En Pamplona, a las cuatro y media de la madrugada, la ciudad tiene otro sonido. No es el del día, es el de los portales cerrados y las calles vacías, donde cualquier grito se queda pegado a las paredes.
Este 12 de abril, en el barrio de San Jorge, una mujer de 37 años cayó al vacío desde un edificio de la calle Sanduzelai. Cuando llegó el equipo médico, ya no había nada que hacer.
En esas horas, todo ocurre en una especie de niebla: luces azules, vecinos asomados con miedo, pasos rápidos en la escalera. Y luego, el silencio de golpe, cuando se confirma lo irreversible.
La Policía Municipal abrió una investigación para reconstruir qué pasó exactamente en ese piso y en esos minutos. Las versiones aún no encajan y, en un caso así, la diferencia entre accidente y tragedia provocada lo cambia todo.
En el lugar se detuvo a un hombre por quebrantar una orden de alejamiento en vigor. Esa circunstancia pesa como una sombra sobre la escena: no explica por sí sola la caída, pero obliga a mirar el contexto con más atención.
lo publicado, se analiza si el detenido tuvo relación con lo ocurrido. La investigación se mueve con cautela, porque la verdad en una madrugada rara vez se presenta completa.
Agentes de la Policía Científica de la Policía Nacional realizaron una inspección técnica del domicilio. En estos casos, cada detalle cuenta: una ventana, una barandilla, una marca, el recorrido de una discusión.
La muerte de una mujer en un edificio de viviendas no se queda dentro del edificio. Se expande por el barrio como una pregunta incómoda: qué pasó detrás de esa puerta, qué se escuchó, qué no se vio.
Algunos vecinos han contado haber oído voces, una discusión, un ambiente tenso. Pero el ruido de una pelea no siempre trae respuestas; a veces solo confirma que la noche ya venía rota.
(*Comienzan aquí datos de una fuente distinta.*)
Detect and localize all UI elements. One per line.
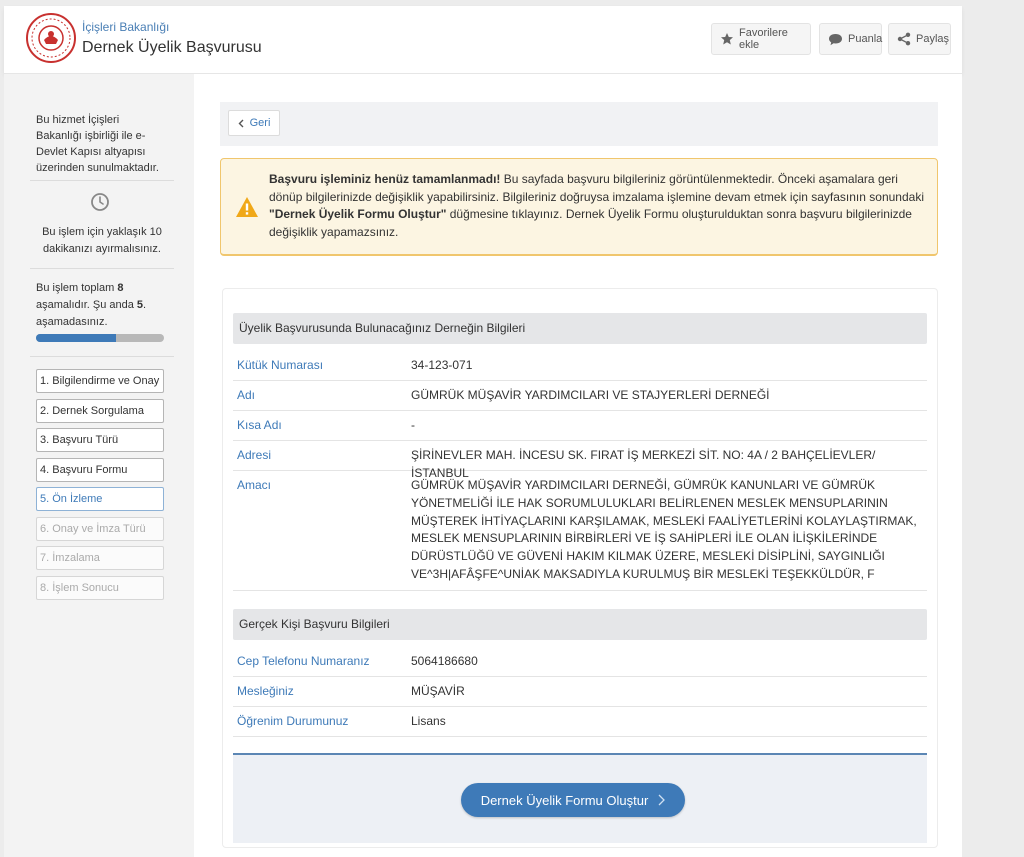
header: İçişleri Bakanlığı Dernek Üyelik Başvuru… [4, 6, 962, 74]
stage-progress-bar [36, 334, 164, 342]
info-label: Mesleğiniz [237, 684, 294, 698]
info-row: Kısa Adı - [233, 411, 927, 441]
info-value: - [411, 418, 415, 432]
step-item: 7. İmzalama [36, 546, 164, 570]
back-bar: Geri [220, 102, 938, 146]
chevron-right-icon [658, 794, 666, 806]
favorite-button[interactable]: Favorilere ekle [711, 23, 811, 55]
info-label: Adresi [237, 448, 272, 462]
info-label: Cep Telefonu Numaranız [237, 654, 370, 668]
info-value: 5064186680 [411, 654, 478, 668]
info-label: Kütük Numarası [237, 358, 324, 372]
info-row: Mesleğiniz MÜŞAVİR [233, 677, 927, 707]
stage-prefix: Bu işlem toplam [36, 282, 118, 294]
ministry-logo [26, 13, 76, 63]
ministry-name: İçişleri Bakanlığı [82, 20, 170, 34]
info-value: GÜMRÜK MÜŞAVİR YARDIMCILARI DERNEĞİ, GÜM… [411, 478, 917, 581]
step-item[interactable]: 5. Ön İzleme [36, 487, 164, 511]
speech-bubble-icon [829, 33, 842, 45]
step-item[interactable]: 1. Bilgilendirme ve Onay [36, 369, 164, 393]
info-row: Kütük Numarası 34-123-071 [233, 351, 927, 381]
info-label: Öğrenim Durumunuz [237, 714, 349, 728]
warning-bold-2: "Dernek Üyelik Formu Oluştur" [269, 207, 447, 221]
application-card: Üyelik Başvurusunda Bulunacağınız Derneğ… [222, 288, 938, 848]
share-label: Paylaş [916, 33, 950, 45]
info-value: Lisans [411, 714, 446, 728]
sidebar-divider [30, 268, 174, 269]
step-item[interactable]: 3. Başvuru Türü [36, 428, 164, 452]
association-section-heading: Üyelik Başvurusunda Bulunacağınız Derneğ… [233, 313, 927, 344]
clock-icon [91, 193, 109, 211]
page-title: Dernek Üyelik Başvurusu [82, 39, 262, 56]
page-frame: İçişleri Bakanlığı Dernek Üyelik Başvuru… [4, 6, 962, 857]
info-label: Kısa Adı [237, 418, 282, 432]
rate-label: Puanla [848, 33, 883, 45]
back-label: Geri [249, 117, 271, 129]
stage-info: Bu işlem toplam 8 aşamalıdır. Şu anda 5.… [36, 280, 168, 331]
back-button[interactable]: Geri [228, 110, 280, 136]
warning-alert: Başvuru işleminiz henüz tamamlanmadı! Bu… [220, 158, 938, 256]
main-content: Geri Başvuru işleminiz henüz tamamlanmad… [194, 74, 962, 857]
share-button[interactable]: Paylaş [888, 23, 951, 55]
favorite-label: Favorilere ekle [739, 27, 788, 51]
stage-total: 8 [117, 282, 124, 294]
chevron-left-icon [238, 119, 244, 127]
info-value: MÜŞAVİR [411, 684, 465, 698]
duration-info: Bu işlem için yaklaşık 10 dakikanızı ayı… [42, 226, 162, 255]
info-row: Adresi ŞİRİNEVLER MAH. İNCESU SK. FIRAT İ… [233, 441, 927, 480]
step-item: 8. İşlem Sonucu [36, 575, 164, 600]
rate-button[interactable]: Puanla [819, 23, 882, 55]
sidebar-divider [30, 180, 174, 181]
info-label: Amacı [237, 478, 272, 492]
info-row: Amacı GÜMRÜK MÜŞAVİR YARDIMCILARI DERNEĞİ… [233, 471, 927, 591]
create-form-button[interactable]: Dernek Üyelik Formu Oluştur [461, 783, 685, 817]
star-icon [721, 33, 733, 45]
action-panel: Dernek Üyelik Formu Oluştur [233, 755, 927, 843]
info-row: Cep Telefonu Numaranız 5064186680 [233, 647, 927, 677]
sidebar-divider [30, 356, 174, 357]
stage-middle: aşamalıdır. Şu anda [36, 299, 137, 311]
service-info: Bu hizmet İçişleri Bakanlığı işbirliği i… [36, 114, 159, 174]
sidebar: Bu hizmet İçişleri Bakanlığı işbirliği i… [4, 74, 194, 857]
step-item[interactable]: 2. Dernek Sorgulama [36, 398, 164, 423]
step-list: 1. Bilgilendirme ve Onay 2. Dernek Sorgul… [36, 369, 164, 605]
create-form-label: Dernek Üyelik Formu Oluştur [480, 792, 649, 808]
step-item: 6. Onay ve İmza Türü [36, 516, 164, 541]
person-section-heading: Gerçek Kişi Başvuru Bilgileri [233, 609, 927, 640]
info-row: Adı GÜMRÜK MÜŞAVİR YARDIMCILARI VE STAJYE… [233, 381, 927, 411]
share-icon [897, 32, 911, 46]
info-value: 34-123-071 [411, 358, 473, 372]
info-value: GÜMRÜK MÜŞAVİR YARDIMCILARI VE STAJYERLE… [411, 388, 770, 402]
warning-icon [236, 197, 258, 217]
warning-bold: Başvuru işleminiz henüz tamamlanmadı! [269, 172, 501, 186]
info-label: Adı [237, 388, 256, 402]
stage-progress-fill [36, 334, 116, 342]
info-row: Öğrenim Durumunuz Lisans [233, 707, 927, 737]
warning-text: Başvuru işleminiz henüz tamamlanmadı! Bu… [269, 171, 929, 241]
step-item[interactable]: 4. Başvuru Formu [36, 457, 164, 482]
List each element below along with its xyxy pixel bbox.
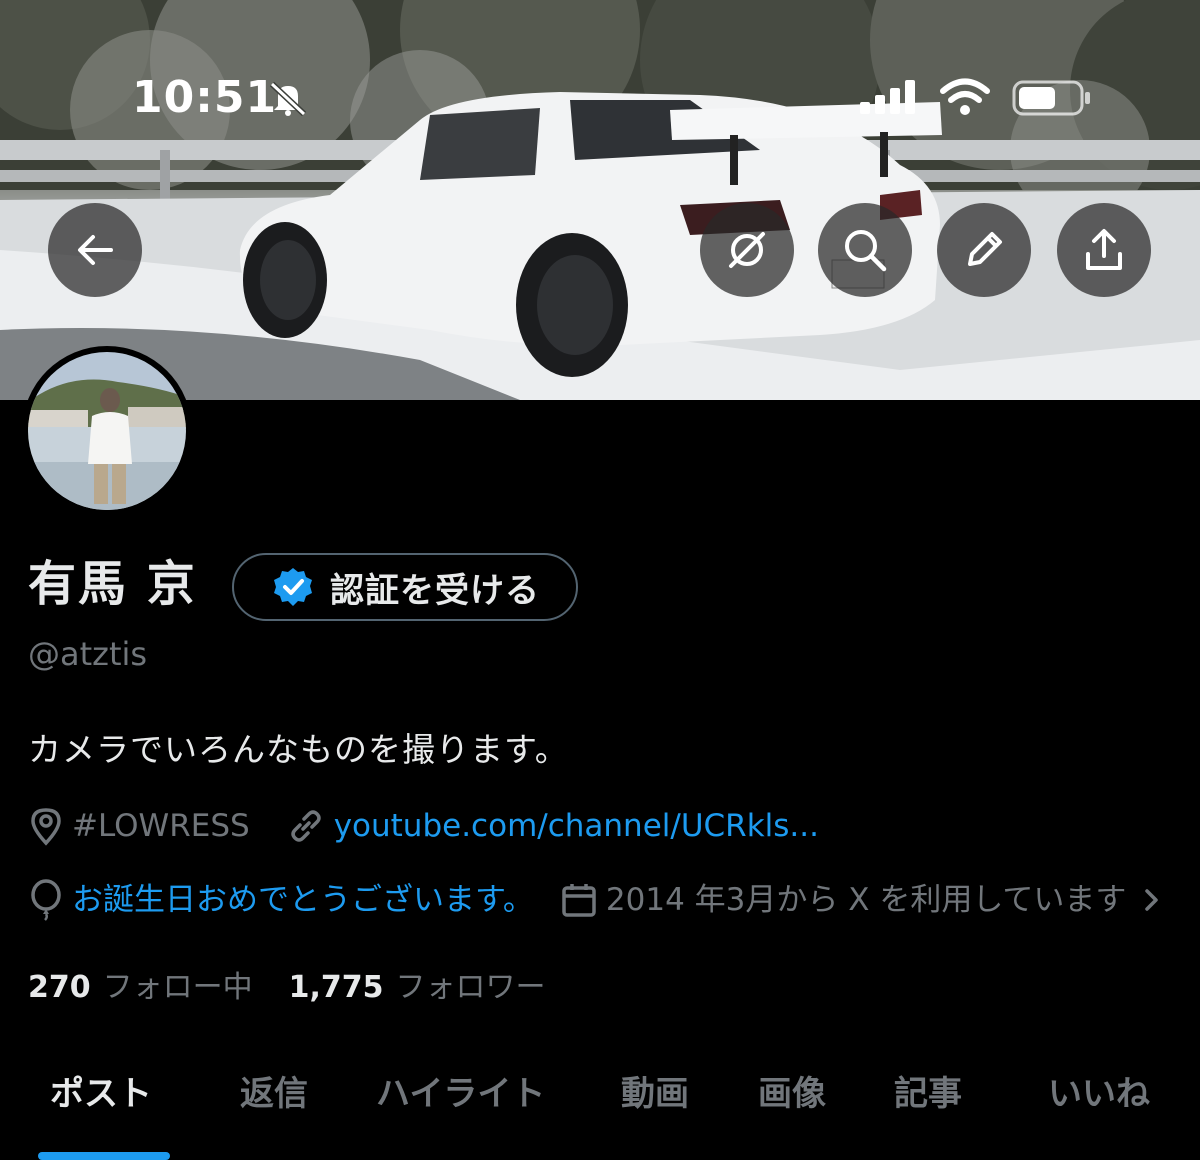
battery-icon — [1012, 80, 1090, 116]
active-tab-indicator — [38, 1152, 170, 1160]
tab-replies[interactable]: 返信 — [240, 1070, 308, 1118]
followers-count: 1,775 — [288, 970, 384, 1005]
back-button[interactable] — [48, 203, 142, 297]
verified-badge-icon — [274, 568, 312, 606]
avatar[interactable] — [22, 346, 192, 516]
translate-off-icon — [729, 232, 765, 268]
share-button[interactable] — [1057, 203, 1151, 297]
followers-label: フォロワー — [395, 970, 546, 1005]
location-text: #LOWRESS — [72, 808, 250, 844]
link-icon — [290, 810, 321, 842]
tab-highlights[interactable]: ハイライト — [376, 1070, 545, 1118]
birthday-text[interactable]: お誕生日おめでとうございます。 — [72, 878, 534, 922]
calendar-icon — [562, 884, 596, 917]
search-icon — [845, 230, 887, 272]
profile-meta-row-2: お誕生日おめでとうございます。 2014 年3月から X を利用しています — [28, 878, 1164, 922]
tab-media[interactable]: 画像 — [758, 1070, 826, 1118]
tab-posts[interactable]: ポスト — [50, 1070, 152, 1118]
profile-bio: カメラでいろんなものを撮ります。 — [28, 730, 569, 769]
joined-date-text[interactable]: 2014 年3月から X を利用しています — [606, 878, 1126, 922]
chevron-right-icon[interactable] — [1140, 883, 1164, 917]
share-icon — [1086, 229, 1122, 270]
profile-meta-row-1: #LOWRESS youtube.com/channel/UCRkls... — [28, 804, 819, 848]
arrow-left-icon — [78, 235, 113, 265]
tab-articles[interactable]: 記事 — [894, 1070, 962, 1118]
website-link[interactable]: youtube.com/channel/UCRkls... — [334, 804, 819, 848]
edit-pencil-icon — [968, 232, 1002, 266]
followers-link[interactable]: 1,775 フォロワー — [289, 966, 546, 1010]
get-verified-label: 認証を受ける — [330, 570, 540, 611]
tab-likes[interactable]: いいね — [1048, 1070, 1150, 1118]
following-link[interactable]: 270 フォロー中 — [28, 966, 253, 1010]
wifi-icon — [940, 78, 990, 115]
avatar-photo — [28, 352, 186, 510]
silent-bell-icon — [269, 81, 307, 116]
balloon-icon — [31, 879, 61, 921]
search-button[interactable] — [818, 203, 912, 297]
profile-banner[interactable]: 10:51 — [0, 0, 1200, 400]
display-name: 有馬 京 — [28, 556, 197, 612]
banner-photo-scene — [0, 0, 1200, 400]
following-count: 270 — [28, 970, 91, 1005]
get-verified-button[interactable]: 認証を受ける — [232, 553, 578, 621]
edit-profile-button[interactable] — [937, 203, 1031, 297]
username-handle: @atztis — [28, 635, 148, 673]
translate-button[interactable] — [700, 203, 794, 297]
status-time: 10:51 — [132, 72, 278, 123]
location-pin-icon — [31, 808, 61, 846]
follow-counts: 270 フォロー中 1,775 フォロワー — [28, 966, 546, 1010]
tab-videos[interactable]: 動画 — [621, 1070, 689, 1118]
following-label: フォロー中 — [102, 970, 253, 1005]
cell-signal-icon — [860, 80, 915, 114]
El cuerpo fue trasladado para la autopsia, el paso necesario para separar suposiciones de certezas. Es el momento en que la tragedia entra en el lenguaje frío de los informes.
El Gobierno de Navarra trasladó sus condolencias y expresó preocupación por lo ocurrido. Cuando una muerte se produce en un contexto que podría estar ligado a violencia en el ámbito de la pareja, todo el sistema se pone en alerta.
Pero lo único que se puede afirmar, por ahora, es lo esencial: una mujer murió tras precipitarse, y se investiga si fue accidental o si hubo intervención de otra persona.
En San Jorge, la mañana siguiente no borra la escena. La gente sale a por pan, abre la persiana, mira la acera y siente que algo quedó manchado en el aire.
Hay casos que se cuentan como noticia y se olvidan. Y hay otros que se quedan porque tocan un miedo común: el de no estar a salvo ni siquiera en casa.
La investigación dirá si la caída fue una huida desesperada, un accidente o algo más oscuro. Mientras tanto, la familia de la víctima empieza un duelo atravesado por la incertidumbre.
Y esa incertidumbre es una segunda herida: no saber qué ocurrió exactamente en la última noche, no poder ordenar la historia. Pamplona, esta vez, amaneció con una pregunta que no se responde con rapidez.